The collected SARS-CoV-2 VLP pseudotyped virus stock solution was concentrated with a 100-kDa ultrafiltration tube (Millipore). The medium was then replaced with phosphate-buffered saline, filtered and purified with a Capto™ Core 700 column (GE Healthcare Life Sciences). The resulting peak sample was then directly applied to a negative staining grid (freshly glow-discharged 300-mesh copper grid), incubated for 1 min, and stained with uranyl acetate for 2 min and 30 s. The resulting peak sample was imaged and negatively stained for electron microscopy (EM).

4.6 Statistical analysis

Data were analyzed with the GraphPad Prism 8.0 software (GraphPad). An unpaired two-tailed Student's t-test was employed to compare two sets of data. To statistically analyze multiple sets of data, one- or two-way analysis of variance (ANOVA) tests and Dunnett's multiple comparisons test were utilized. The experimental data obtained from three repeated trials. The results are presented as means ± SD. Significance thresholds: *p < 0.05, **p < 0.01, ***p < 0.005, and ****p < 0.001.

AUTHOR CONTRIBUTIONS

Youchun Wang, Weijin Huang, and Shuaiyao Lu revised the manuscript. Shuo Liu and Li Zhang wrote the manuscript and analyzed the experimental data. Shuo Liu, Li Zhang, Wangjun Fu, Ziteng Liang, Yuanling Yu, Tao Li, Jincheng Tong, Fan Liu, Jianhui Nie, and Qiong Lu performed the experiments. All authors have read and approved the final manuscript.

ACKNOWLEDGMENTS

We are grateful to the researchers that generated and shared genetic sequence data via GISAID. We thank Dr. Lidong Guan from the Institute of Biological Products for providing convalescent serum. We thank Liwen Bianji (Edanz; www.liwenbianji.cn) for editing the English text of a draft of this manuscript. Funding for this study was provided by the National Key R&D Program of China (2023YFC3041500, 2022YFC2303400, and 2021YFC2302500), the General Program of the National Natural Science Foundation of China (82073621), and the Changping Laboratory.

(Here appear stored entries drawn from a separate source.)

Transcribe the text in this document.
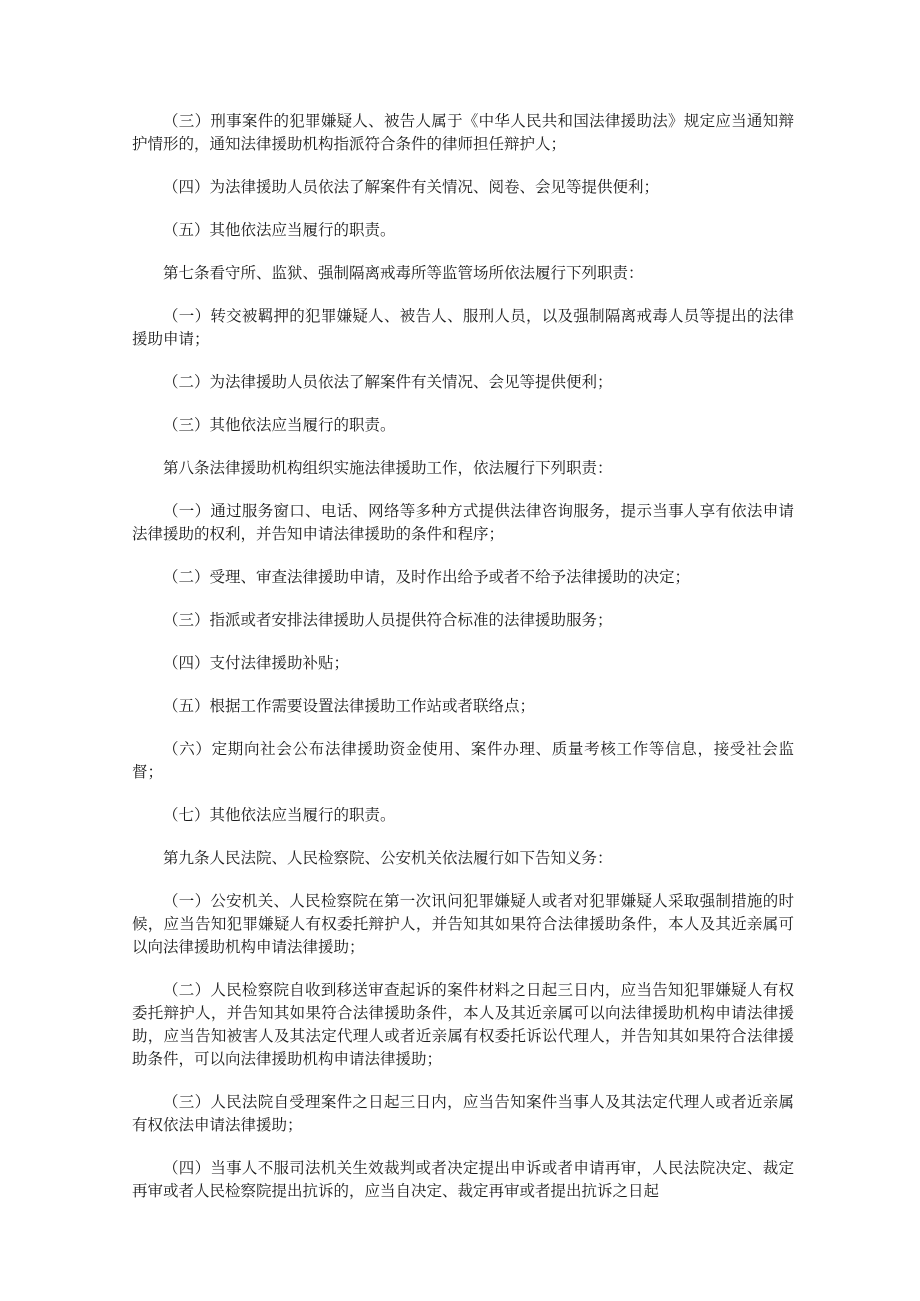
（三）刑事案件的犯罪嫌疑人、被告人属于《中华人民共和国法律援助法》规定应当通知辩护情形的，通知法律援助机构指派符合条件的律师担任辩护人；

（四）为法律援助人员依法了解案件有关情况、阅卷、会见等提供便利；

（五）其他依法应当履行的职责。

第七条看守所、监狱、强制隔离戒毒所等监管场所依法履行下列职责：

（一）转交被羁押的犯罪嫌疑人、被告人、服刑人员，以及强制隔离戒毒人员等提出的法律援助申请；

（二）为法律援助人员依法了解案件有关情况、会见等提供便利；

（三）其他依法应当履行的职责。

第八条法律援助机构组织实施法律援助工作，依法履行下列职责：

（一）通过服务窗口、电话、网络等多种方式提供法律咨询服务，提示当事人享有依法申请法律援助的权利，并告知申请法律援助的条件和程序；

（二）受理、审查法律援助申请，及时作出给予或者不给予法律援助的决定；

（三）指派或者安排法律援助人员提供符合标准的法律援助服务；

（四）支付法律援助补贴；

（五）根据工作需要设置法律援助工作站或者联络点；

（六）定期向社会公布法律援助资金使用、案件办理、质量考核工作等信息，接受社会监督；

（七）其他依法应当履行的职责。

第九条人民法院、人民检察院、公安机关依法履行如下告知义务：

（一）公安机关、人民检察院在第一次讯问犯罪嫌疑人或者对犯罪嫌疑人采取强制措施的时候，应当告知犯罪嫌疑人有权委托辩护人，并告知其如果符合法律援助条件，本人及其近亲属可以向法律援助机构申请法律援助；

（二）人民检察院自收到移送审查起诉的案件材料之日起三日内，应当告知犯罪嫌疑人有权委托辩护人，并告知其如果符合法律援助条件，本人及其近亲属可以向法律援助机构申请法律援助，应当告知被害人及其法定代理人或者近亲属有权委托诉讼代理人，并告知其如果符合法律援助条件，可以向法律援助机构申请法律援助；

（三）人民法院自受理案件之日起三日内，应当告知案件当事人及其法定代理人或者近亲属有权依法申请法律援助；

（四）当事人不服司法机关生效裁判或者决定提出申诉或者申请再审，人民法院决定、裁定再审或者人民检察院提出抗诉的，应当自决定、裁定再审或者提出抗诉之日起
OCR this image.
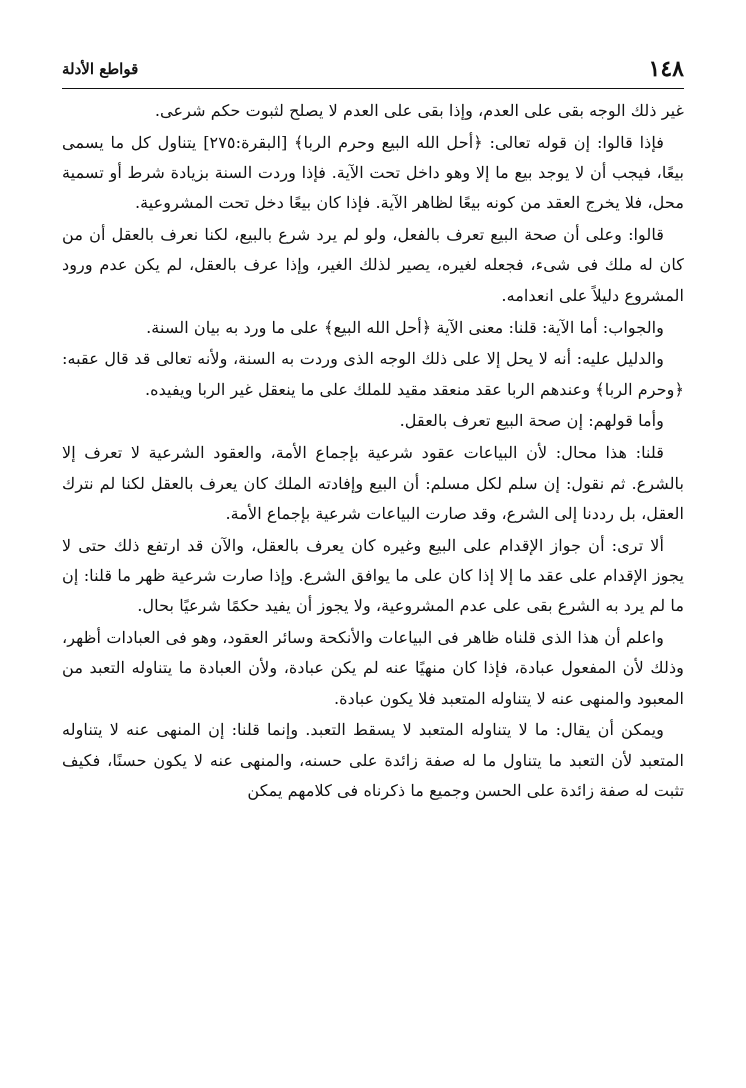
١٤٨
قواطع الأدلة

غير ذلك الوجه بقى على العدم، وإذا بقى على العدم لا يصلح لثبوت حكم شرعى.

فإذا قالوا: إن قوله تعالى: ﴿أحل الله البيع وحرم الربا﴾ [البقرة:٢٧٥] يتناول كل ما يسمى بيعًا، فيجب أن لا يوجد بيع ما إلا وهو داخل تحت الآية. فإذا وردت السنة بزيادة شرط أو تسمية محل، فلا يخرج العقد من كونه بيعًا لظاهر الآية. فإذا كان بيعًا دخل تحت المشروعية.

قالوا: وعلى أن صحة البيع تعرف بالفعل، ولو لم يرد شرع بالبيع، لكنا نعرف بالعقل أن من كان له ملك فى شىء، فجعله لغيره، يصير لذلك الغير، وإذا عرف بالعقل، لم يكن عدم ورود المشروع دليلاً على انعدامه.

والجواب: أما الآية: قلنا: معنى الآية ﴿أحل الله البيع﴾ على ما ورد به بيان السنة.

والدليل عليه: أنه لا يحل إلا على ذلك الوجه الذى وردت به السنة، ولأنه تعالى قد قال عقبه: ﴿وحرم الربا﴾ وعندهم الربا عقد منعقد مقيد للملك على ما ينعقل غير الربا ويفيده.

وأما قولهم: إن صحة البيع تعرف بالعقل.

قلنا: هذا محال: لأن البياعات عقود شرعية بإجماع الأمة، والعقود الشرعية لا تعرف إلا بالشرع. ثم نقول: إن سلم لكل مسلم: أن البيع وإفادته الملك كان يعرف بالعقل لكنا لم نترك العقل، بل رددنا إلى الشرع، وقد صارت البياعات شرعية بإجماع الأمة.

ألا ترى: أن جواز الإقدام على البيع وغيره كان يعرف بالعقل، والآن قد ارتفع ذلك حتى لا يجوز الإقدام على عقد ما إلا إذا كان على ما يوافق الشرع. وإذا صارت شرعية ظهر ما قلنا: إن ما لم يرد به الشرع بقى على عدم المشروعية، ولا يجوز أن يفيد حكمًا شرعيًا بحال.

واعلم أن هذا الذى قلناه ظاهر فى البياعات والأنكحة وسائر العقود، وهو فى العبادات أظهر، وذلك لأن المفعول عبادة، فإذا كان منهيًا عنه لم يكن عبادة، ولأن العبادة ما يتناوله التعبد من المعبود والمنهى عنه لا يتناوله المتعبد فلا يكون عبادة.

ويمكن أن يقال: ما لا يتناوله المتعبد لا يسقط التعبد. وإنما قلنا: إن المنهى عنه لا يتناوله المتعبد لأن التعبد ما يتناول ما له صفة زائدة على حسنه، والمنهى عنه لا يكون حسنًا، فكيف تثبت له صفة زائدة على الحسن وجميع ما ذكرناه فى كلامهم يمكن
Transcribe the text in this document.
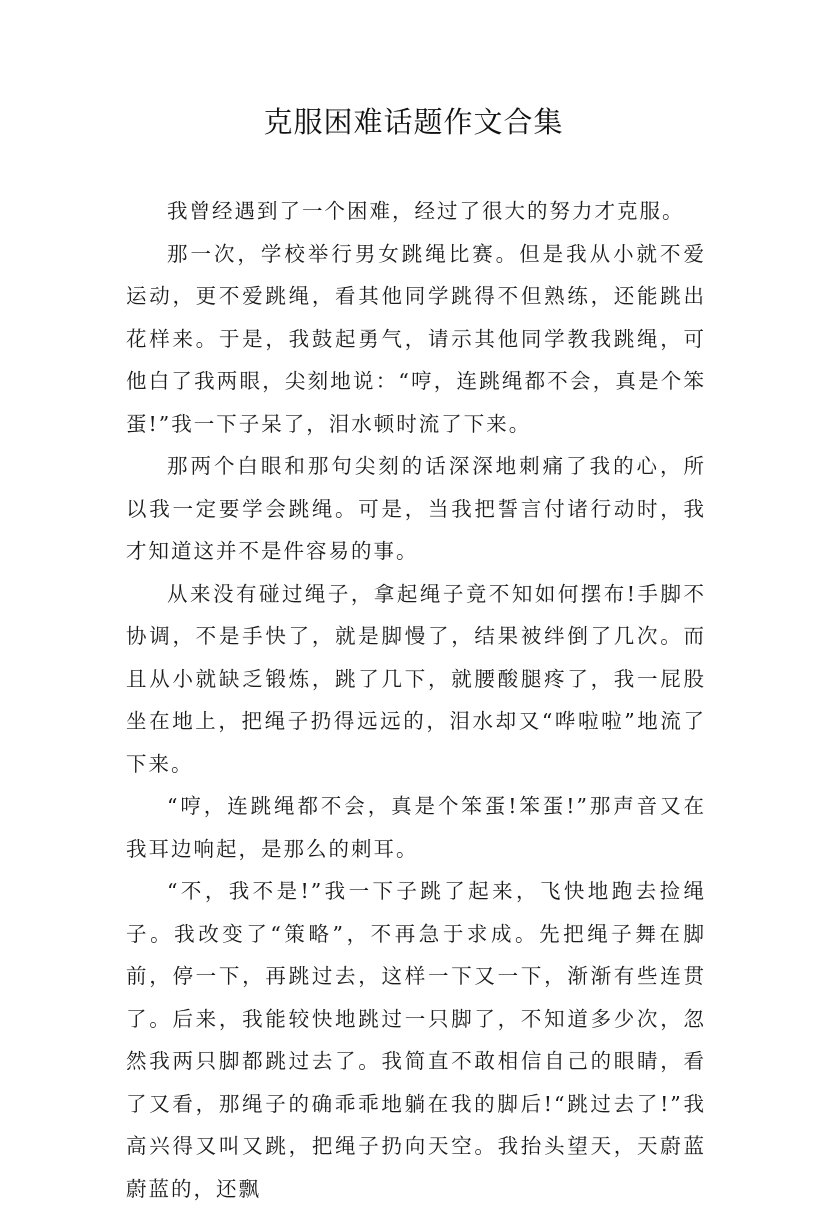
克服困难话题作文合集

我曾经遇到了一个困难，经过了很大的努力才克服。

那一次，学校举行男女跳绳比赛。但是我从小就不爱运动，更不爱跳绳，看其他同学跳得不但熟练，还能跳出花样来。于是，我鼓起勇气，请示其他同学教我跳绳，可他白了我两眼，尖刻地说：“哼，连跳绳都不会，真是个笨蛋!”我一下子呆了，泪水顿时流了下来。

那两个白眼和那句尖刻的话深深地刺痛了我的心，所以我一定要学会跳绳。可是，当我把誓言付诸行动时，我才知道这并不是件容易的事。

从来没有碰过绳子，拿起绳子竟不知如何摆布!手脚不协调，不是手快了，就是脚慢了，结果被绊倒了几次。而且从小就缺乏锻炼，跳了几下，就腰酸腿疼了，我一屁股坐在地上，把绳子扔得远远的，泪水却又“哗啦啦”地流了下来。

“哼，连跳绳都不会，真是个笨蛋!笨蛋!”那声音又在我耳边响起，是那么的刺耳。

“不，我不是!”我一下子跳了起来，飞快地跑去捡绳子。我改变了“策略”，不再急于求成。先把绳子舞在脚前，停一下，再跳过去，这样一下又一下，渐渐有些连贯了。后来，我能较快地跳过一只脚了，不知道多少次，忽然我两只脚都跳过去了。我简直不敢相信自己的眼睛，看了又看，那绳子的确乖乖地躺在我的脚后!“跳过去了!”我高兴得又叫又跳，把绳子扔向天空。我抬头望天，天蔚蓝蔚蓝的，还飘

    CONFLICTS OF INTEREST STATEMENT

    The authors declare no conflicts of interest.

    ETHICS STATEMENT

    The research conducted at Nanfang Hospital of Southern Medical University (Guangzhou, China) was ethically approved (ethics approval number: ChiCTR2300078127). This study was approved by the Southern Medical University Nanfang Hospital (Guangzhou, China; ethics approval number: NFEC-2023-148). Human serum experiments were carried out in compliance with the Declaration of Helsinki, while the guinea pig experiments were authorized by the Institutional Animal Care and Use Committee at the National Institutes for Food and Drug Control (NIFDC). The guinea pig experiments adhered to the guidelines outlined in the Guide for the Care and Use of Laboratory Animals (Ethics number: Number 2020(B) 001).

    DATA AVAILABILITY STATEMENT

    The data supported the results in this study are available from the corresponding author upon reasonable request.